言葉の宇宙船 ー 編集|川村庸子(Freelance editor)
vol. 7 2016-08-15 0
今回は、編集者の川村庸子さんをご紹介します。
川村さんは、ある日たまたま手に取った一冊のタブロイドをきっかけに大学生の頃から編集業をスタート。人類進化やゴリラとの境界線、記憶の分有からアートプロジェクトのドキュメントまで、さまざまな本づくりに取り組んできています。
編集|川村庸子(Freelance editor)
1985年埼玉県生まれ。学習院女子大学国際文化交流学部日本文化学科卒。在学中からasobot inc.に参加し、ディレクターとして、企画・編集・地域のリサーチを行う(~2014年)。編集した主な媒体は、『GENERATION TIMES』(ラフォーレ原宿、04~10年)、『earth code』『survival ism』(ダイヤモンド社、10年、11年)、WEB『復興の教科書』(文部科学省、14年)。NPO法人シブヤ大学の企画・運営・姉妹校立ち上げの中間支援(06~10年)。オルタナティブスペース・undō代表(14~15年)。

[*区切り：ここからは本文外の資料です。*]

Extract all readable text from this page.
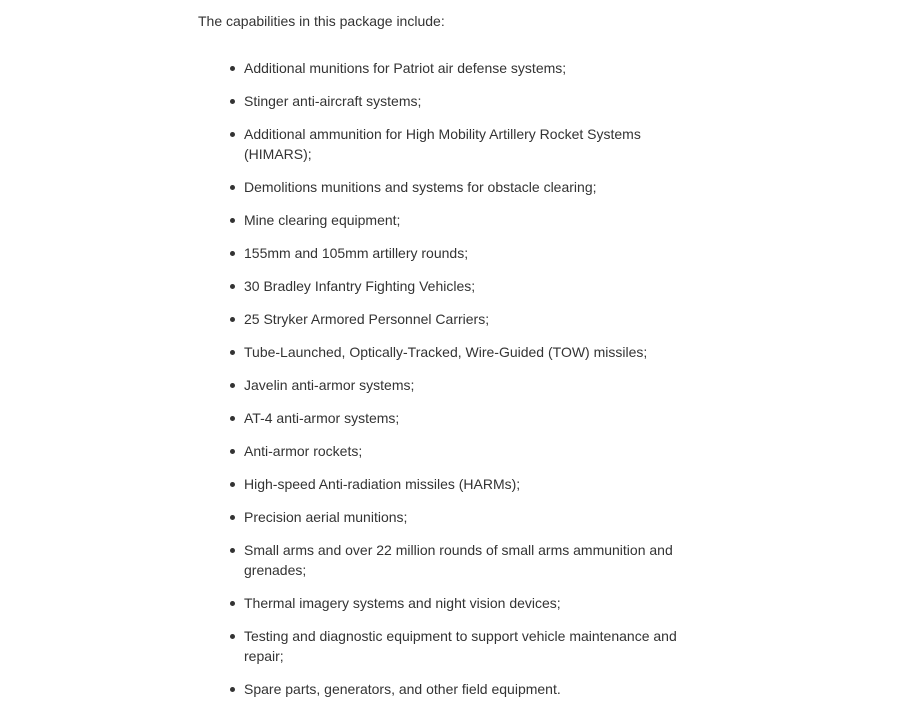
The capabilities in this package include:

Additional munitions for Patriot air defense systems;
Stinger anti-aircraft systems;
Additional ammunition for High Mobility Artillery Rocket Systems (HIMARS);
Demolitions munitions and systems for obstacle clearing;
Mine clearing equipment;
155mm and 105mm artillery rounds;
30 Bradley Infantry Fighting Vehicles;
25 Stryker Armored Personnel Carriers;
Tube-Launched, Optically-Tracked, Wire-Guided (TOW) missiles;
Javelin anti-armor systems;
AT-4 anti-armor systems;
Anti-armor rockets;
High-speed Anti-radiation missiles (HARMs);
Precision aerial munitions;
Small arms and over 22 million rounds of small arms ammunition and grenades;
Thermal imagery systems and night vision devices;
Testing and diagnostic equipment to support vehicle maintenance and repair;
Spare parts, generators, and other field equipment.
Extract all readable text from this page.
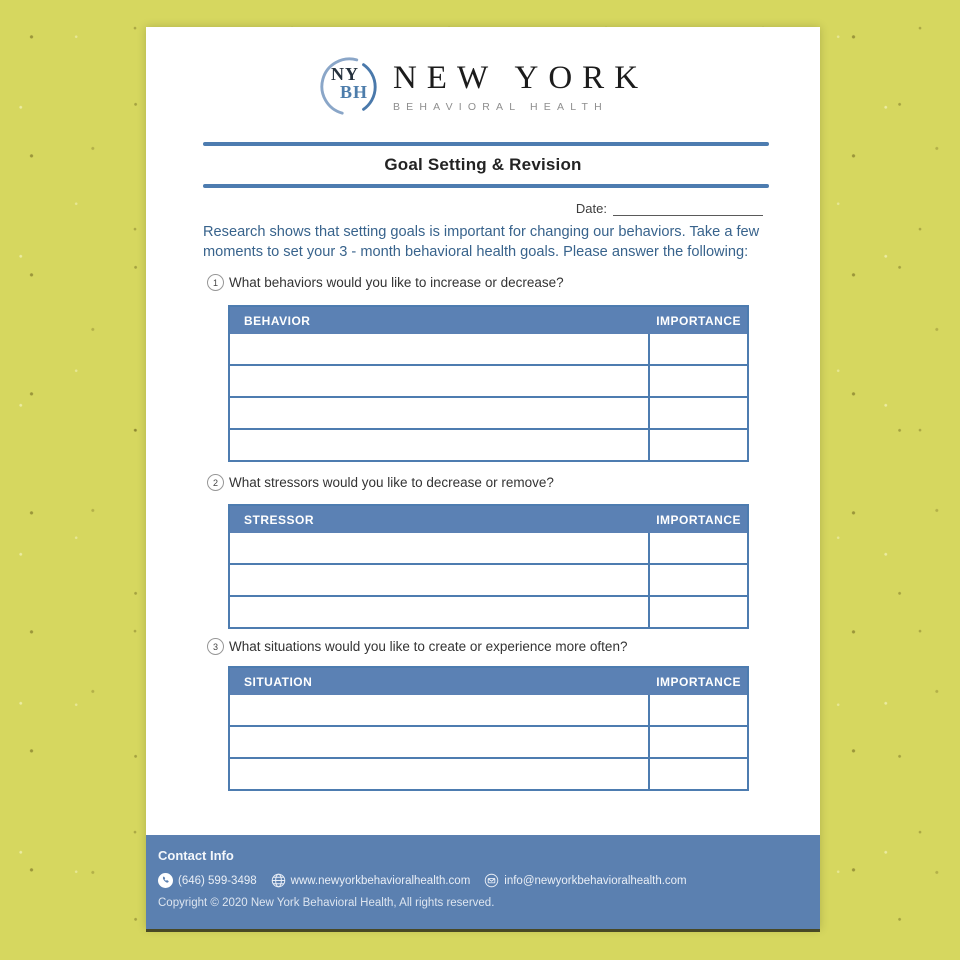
NY
BH NEW YORK
BEHAVIORAL HEALTH
Goal Setting & Revision
Date:
Research shows that setting goals is important for changing our behaviors. Take a few moments to set your 3 - month behavioral health goals. Please answer the following:
1 What behaviors would you like to increase or decrease?
BEHAVIOR	IMPORTANCE
2 What stressors would you like to decrease or remove?
STRESSOR	IMPORTANCE
3 What situations would you like to create or experience more often?
SITUATION	IMPORTANCE
Contact Info
(646) 599-3498	www.newyorkbehavioralhealth.com	info@newyorkbehavioralhealth.com
Copyright © 2020 New York Behavioral Health, All rights reserved.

近年は、Art Bridge Institute機関誌『ART BRIDGE』、『トヨタ・子どもとアーティストの出会い この12年間の出会いは何をもたらしたのか?』、大小島真木特製BOOK『鳥よ、僕の骨で大地の歌を鳴らして。』など、様々なプロジェクトに伴走しながら編集を行っている。
川村さんからの本プロジェクトの制作レポートを含めたメッセージです。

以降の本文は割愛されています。